Although it appears to continue the stories of the characters in Owls Do Cry it could hardly be called a sequel, since it decisively rejects the first novel’s broadly realist narrative style. All the main characters live “at the edge of the alphabet,” where “words crumble and all forms of communication between the living are useless.” They cannot connect with one another through speech, but there is a fourth character—the novel’s narrator, Thora Pattern (an obvious play on Frame)—who holds their isolated worlds together. Like the rest of the company, Pattern is hopelessly alone, unsure of herself, and of a morbid cast of mind: “Call my longing in question yet I dream of people. I, Thora Pattern, dream of all people who turn in their sleep and moan, apprehensive of death.”

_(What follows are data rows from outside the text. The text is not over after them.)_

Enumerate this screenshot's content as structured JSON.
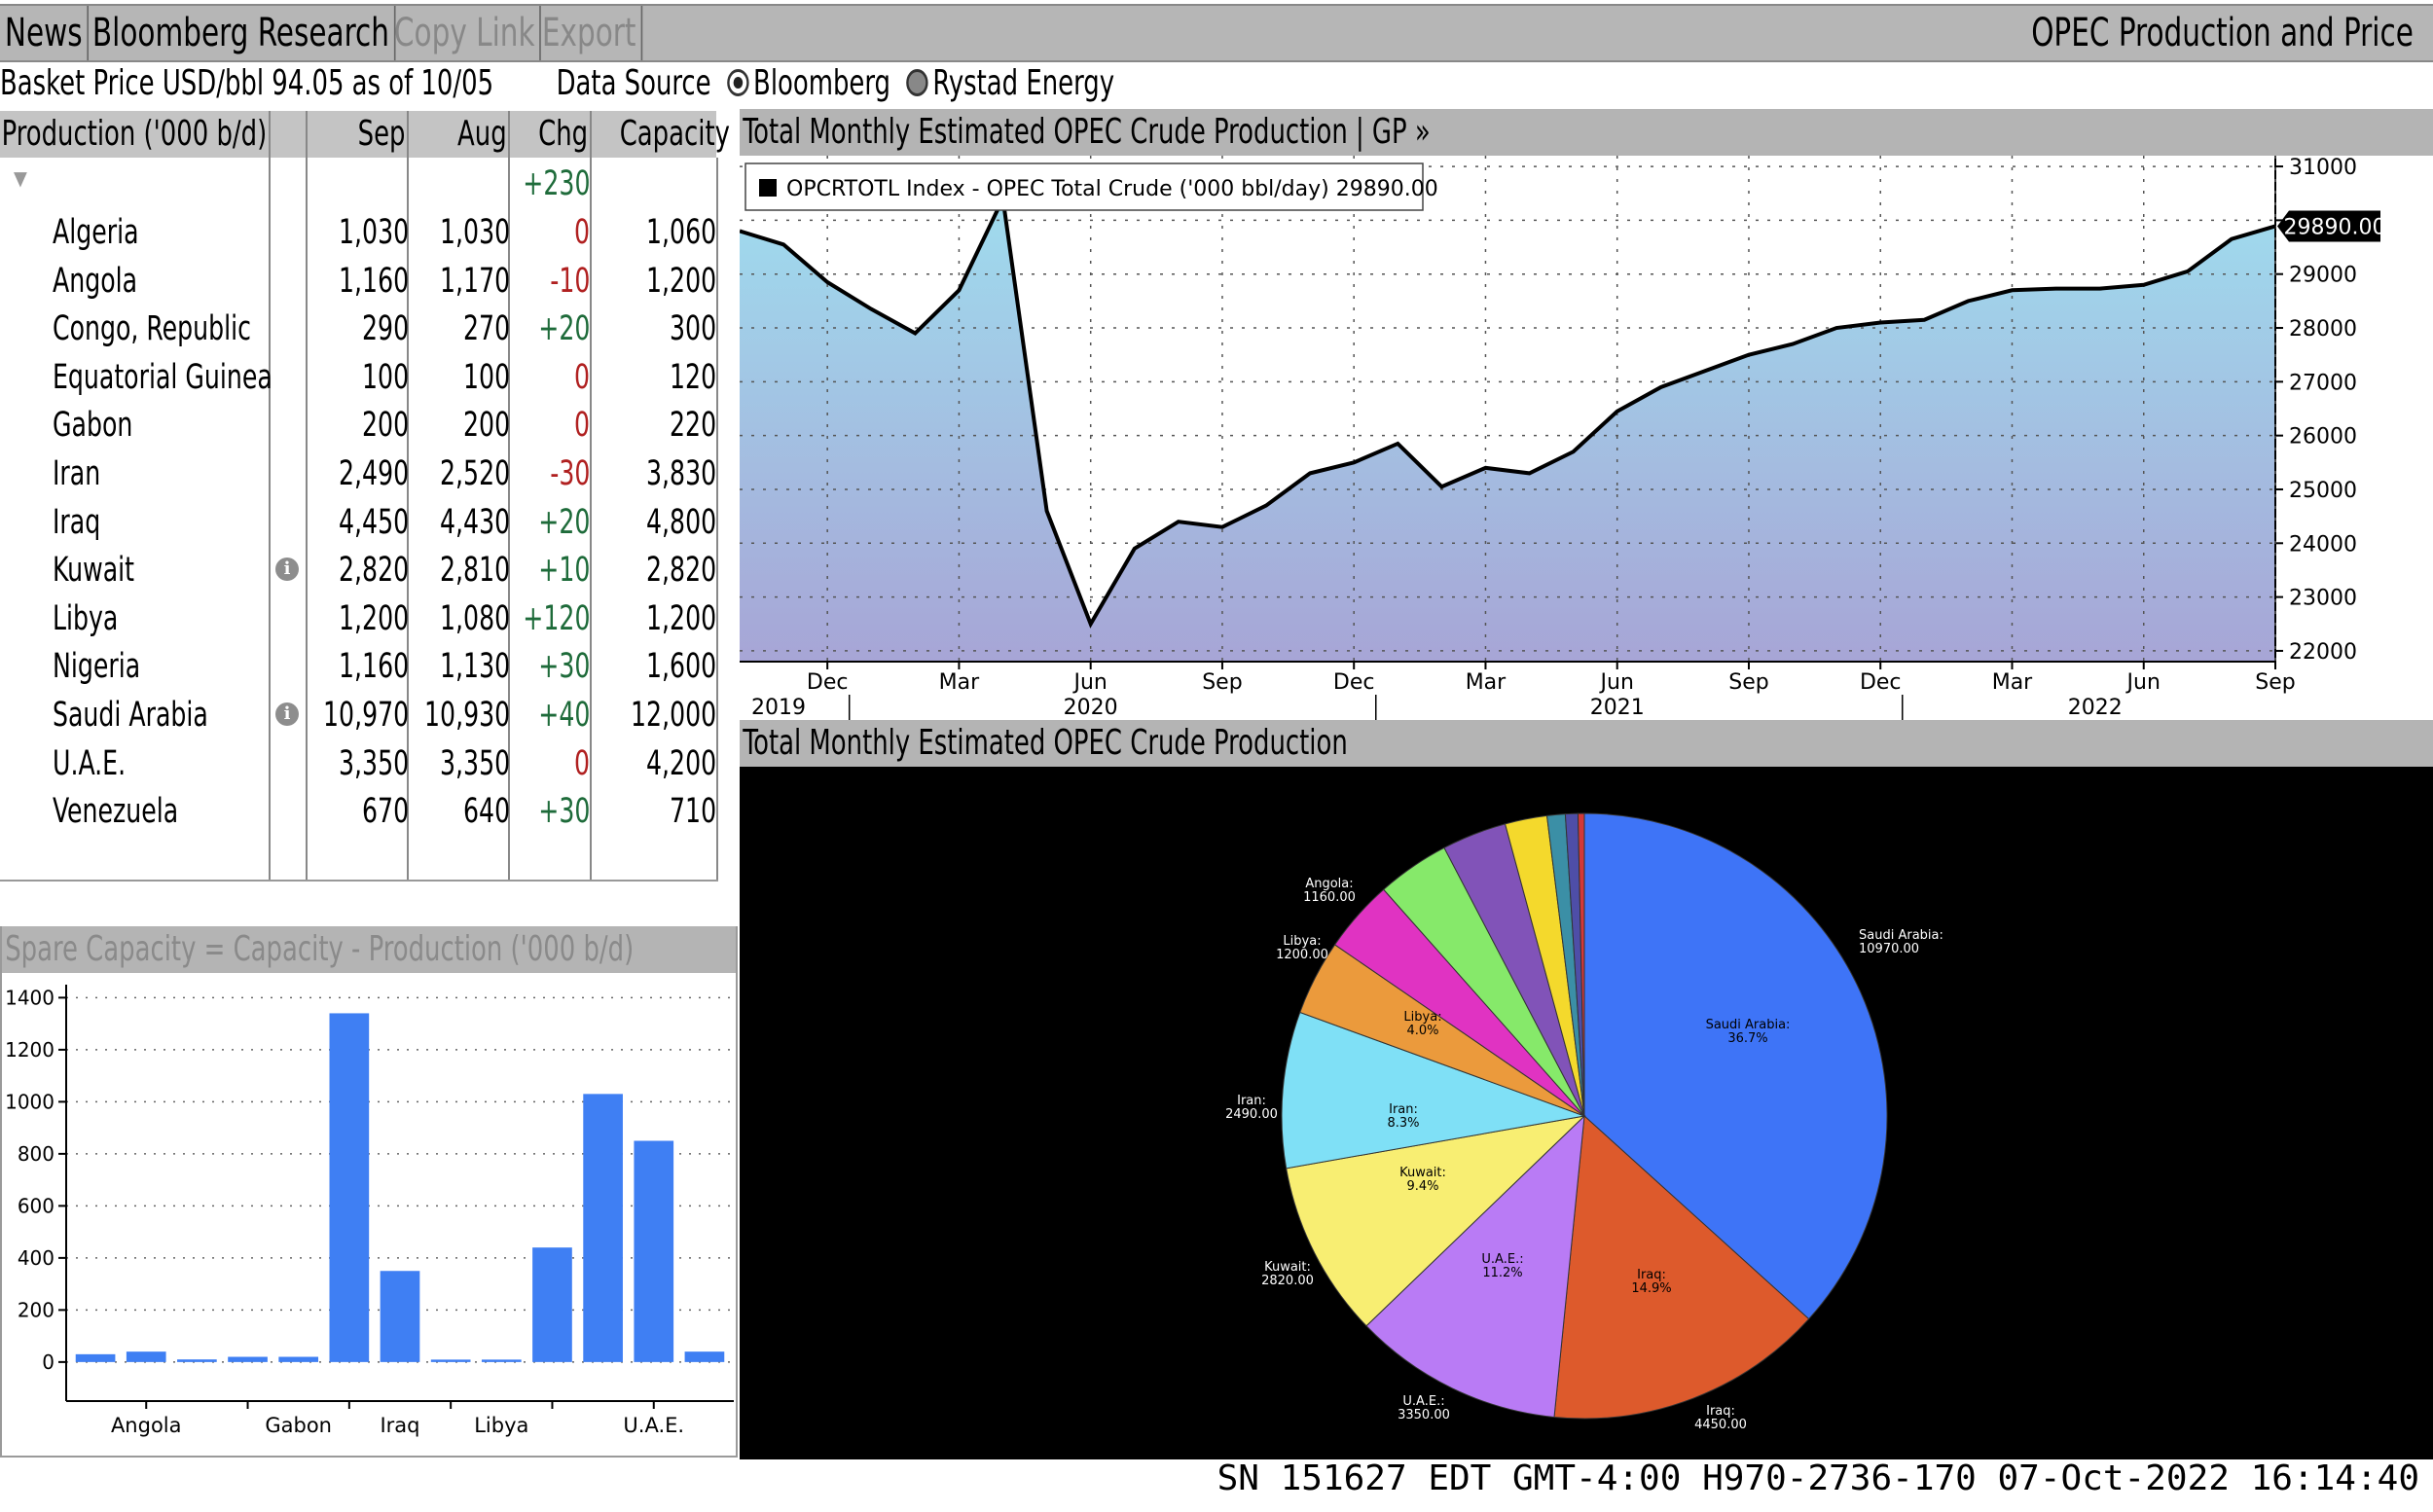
{
  "toolbar": {
    "items": [
      "News",
      "Bloomberg Research",
      "Copy Link",
      "Export"
    ],
    "title": "OPEC Production and Price"
  },
  "basket": {
    "text": "Basket Price USD/bbl  94.05 as of 10/05",
    "data_source_label": "Data Source",
    "options": [
      "Bloomberg",
      "Rystad Energy"
    ],
    "selected": "Bloomberg"
  },
  "table": {
    "headers": [
      "Production ('000 b/d)",
      "Sep",
      "Aug",
      "Chg",
      "Capacity"
    ],
    "total_chg": "+230",
    "rows": [
      {
        "country": "Algeria",
        "sep": "1,030",
        "aug": "1,030",
        "chg": "0",
        "cap": "1,060",
        "info": false
      },
      {
        "country": "Angola",
        "sep": "1,160",
        "aug": "1,170",
        "chg": "-10",
        "cap": "1,200",
        "info": false
      },
      {
        "country": "Congo, Republic",
        "sep": "290",
        "aug": "270",
        "chg": "+20",
        "cap": "300",
        "info": false
      },
      {
        "country": "Equatorial Guinea",
        "sep": "100",
        "aug": "100",
        "chg": "0",
        "cap": "120",
        "info": false
      },
      {
        "country": "Gabon",
        "sep": "200",
        "aug": "200",
        "chg": "0",
        "cap": "220",
        "info": false
      },
      {
        "country": "Iran",
        "sep": "2,490",
        "aug": "2,520",
        "chg": "-30",
        "cap": "3,830",
        "info": false
      },
      {
        "country": "Iraq",
        "sep": "4,450",
        "aug": "4,430",
        "chg": "+20",
        "cap": "4,800",
        "info": false
      },
      {
        "country": "Kuwait",
        "sep": "2,820",
        "aug": "2,810",
        "chg": "+10",
        "cap": "2,820",
        "info": true
      },
      {
        "country": "Libya",
        "sep": "1,200",
        "aug": "1,080",
        "chg": "+120",
        "cap": "1,200",
        "info": false
      },
      {
        "country": "Nigeria",
        "sep": "1,160",
        "aug": "1,130",
        "chg": "+30",
        "cap": "1,600",
        "info": false
      },
      {
        "country": "Saudi Arabia",
        "sep": "10,970",
        "aug": "10,930",
        "chg": "+40",
        "cap": "12,000",
        "info": true
      },
      {
        "country": "U.A.E.",
        "sep": "3,350",
        "aug": "3,350",
        "chg": "0",
        "cap": "4,200",
        "info": false
      },
      {
        "country": "Venezuela",
        "sep": "670",
        "aug": "640",
        "chg": "+30",
        "cap": "710",
        "info": false
      }
    ]
  },
  "spare_panel": {
    "title": "Spare Capacity = Capacity - Production ('000 b/d)"
  },
  "line_panel": {
    "title": "Total Monthly Estimated OPEC Crude Production | GP »"
  },
  "pie_panel": {
    "title": "Total Monthly Estimated OPEC Crude Production"
  },
  "status": {
    "text": "SN 151627 EDT  GMT-4:00 H970-2736-170 07-Oct-2022 16:14:40"
  },
  "chart_data": [
    {
      "type": "area",
      "legend": "OPCRTOTL Index - OPEC Total Crude ('000 bbl/day) 29890.00",
      "last_value_label": "29890.00",
      "ylim": [
        21800,
        31200
      ],
      "yticks": [
        22000,
        23000,
        24000,
        25000,
        26000,
        27000,
        28000,
        29000,
        30000,
        31000
      ],
      "x_month_labels": [
        "Dec",
        "Mar",
        "Jun",
        "Sep",
        "Dec",
        "Mar",
        "Jun",
        "Sep",
        "Dec",
        "Mar",
        "Jun",
        "Sep"
      ],
      "x_year_labels": [
        "2019",
        "2020",
        "2021",
        "2022"
      ],
      "x": [
        "2019-10",
        "2019-11",
        "2019-12",
        "2020-01",
        "2020-02",
        "2020-03",
        "2020-04",
        "2020-05",
        "2020-06",
        "2020-07",
        "2020-08",
        "2020-09",
        "2020-10",
        "2020-11",
        "2020-12",
        "2021-01",
        "2021-02",
        "2021-03",
        "2021-04",
        "2021-05",
        "2021-06",
        "2021-07",
        "2021-08",
        "2021-09",
        "2021-10",
        "2021-11",
        "2021-12",
        "2022-01",
        "2022-02",
        "2022-03",
        "2022-04",
        "2022-05",
        "2022-06",
        "2022-07",
        "2022-08",
        "2022-09"
      ],
      "values": [
        29800,
        29550,
        28850,
        28350,
        27900,
        28700,
        30400,
        24600,
        22500,
        23900,
        24400,
        24300,
        24700,
        25300,
        25500,
        25850,
        25050,
        25400,
        25300,
        25700,
        26450,
        26900,
        27200,
        27500,
        27700,
        28000,
        28100,
        28150,
        28500,
        28700,
        28730,
        28730,
        28800,
        29050,
        29650,
        29890
      ],
      "colors": {
        "line": "#000000",
        "fill_top": "#9fdcee",
        "fill_bottom": "#a7a5d6"
      }
    },
    {
      "type": "bar",
      "categories": [
        "Algeria",
        "Angola",
        "Congo, Republic",
        "Equatorial Guinea",
        "Gabon",
        "Iran",
        "Iraq",
        "Kuwait",
        "Libya",
        "Nigeria",
        "Saudi Arabia",
        "U.A.E.",
        "Venezuela"
      ],
      "visible_category_labels": [
        "Angola",
        "Gabon",
        "Iraq",
        "Libya",
        "U.A.E."
      ],
      "values": [
        30,
        40,
        10,
        20,
        20,
        1340,
        350,
        0,
        0,
        440,
        1030,
        850,
        40
      ],
      "ylim": [
        -150,
        1450
      ],
      "yticks": [
        0,
        200,
        400,
        600,
        800,
        1000,
        1200,
        1400
      ],
      "colors": {
        "bar": "#3f7ff3"
      }
    },
    {
      "type": "pie",
      "slices": [
        {
          "label": "Saudi Arabia",
          "value": 10970,
          "color": "#3e74f7",
          "outer_label": "Saudi Arabia:\n10970.00",
          "inner_label": "Saudi Arabia:\n36.7%"
        },
        {
          "label": "Iraq",
          "value": 4450,
          "color": "#dd5a2c",
          "outer_label": "Iraq:\n4450.00",
          "inner_label": "Iraq:\n14.9%"
        },
        {
          "label": "U.A.E.",
          "value": 3350,
          "color": "#b97bf5",
          "outer_label": "U.A.E.:\n3350.00",
          "inner_label": "U.A.E.:\n11.2%"
        },
        {
          "label": "Kuwait",
          "value": 2820,
          "color": "#f8ee72",
          "outer_label": "Kuwait:\n2820.00",
          "inner_label": "Kuwait:\n9.4%"
        },
        {
          "label": "Iran",
          "value": 2490,
          "color": "#7fe0f6",
          "outer_label": "Iran:\n2490.00",
          "inner_label": "Iran:\n8.3%"
        },
        {
          "label": "Libya",
          "value": 1200,
          "color": "#eb9a3c",
          "outer_label": "Libya:\n1200.00",
          "inner_label": "Libya:\n4.0%"
        },
        {
          "label": "Angola",
          "value": 1160,
          "color": "#e033c2",
          "outer_label": "Angola:\n1160.00",
          "inner_label": ""
        },
        {
          "label": "Nigeria",
          "value": 1160,
          "color": "#86e96a",
          "outer_label": "",
          "inner_label": ""
        },
        {
          "label": "Algeria",
          "value": 1030,
          "color": "#8153b8",
          "outer_label": "",
          "inner_label": ""
        },
        {
          "label": "Venezuela",
          "value": 670,
          "color": "#f4d92c",
          "outer_label": "",
          "inner_label": ""
        },
        {
          "label": "Congo, Republic",
          "value": 290,
          "color": "#3b8fa6",
          "outer_label": "",
          "inner_label": ""
        },
        {
          "label": "Gabon",
          "value": 200,
          "color": "#4e4ea8",
          "outer_label": "",
          "inner_label": ""
        },
        {
          "label": "Equatorial Guinea",
          "value": 100,
          "color": "#d43838",
          "outer_label": "",
          "inner_label": ""
        }
      ]
    }
  ]
}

Toby, Pat, and Zoe are dreamed by the mind of Thora Pattern, and in turn Pattern’s mind is deeply influenced by Rilke’s Sonnets to Orpheus (1923)—at one point Toby is renamed Orpheus. They occasionally become alert to the fact that they are mere playthings of their creator. “Am I fiction, then?” asks Toby. Frame’s exploration of shared mental states in the midst of extreme isolation may owe something to her reading of Jung (she had briefly been in therapy with an analyst who had trained with Jung in Zurich, and this analyst had introduced her to Rilke), but it also echoes the metafictional games of Muriel Spark’s The Comforters and Evelyn Waugh’s The Ordeal of Gilbert Pinfold, both of which were published in 1957. Like Caroline Rose in Spark’s novel, and like Pinfold, Frame’s characters overhear themselves being typed into existence. Unlike Waugh and Spark, however, Frame writes a story that is relentlessly bleak, and full of unearned rhetorical flourishes:
Now I, Thora Pattern (who live at the edge of the alphabet where words like plants either grow poisonous tall and hollow about the rusted knives and empty drums of meaning, or, like people exposed to a deathly weather, shed their fleshy confusion and show luminous, knitted with force and permanence), now I walk day and night among the leavings of people, places and moments. Here the dead (my goldsmiths) keep cropping up like daisies with their floral blackmail. It is nearly impossible to bribe them or buy their silence. They are never finished with trinkets pockets lockets gold watches that swing on giant chains against their dust-filled hearts. They leave their marks like fly-specks upon my life. Why do they spatter my vision with the excrement of the past, buzz in my head, seek the snow-crystals of desire?
It’s not fair to criticize a book for being no fun when that clearly wasn’t the aim. The Edge of the Alphabet wants to give voice to the “life within,” but the pattern fails to cohere, and we are left with vague statements about meaning, creation, and death. It’s a far cry from Faces in the Water or the limpid prose of the autobiography. Writing may have saved Frame’s life because fiction allowed her to unmute herself and express her isolated inner world. There is no secret ingredient forcing us to believe her stories. They ask us only to recognize that they were real for her.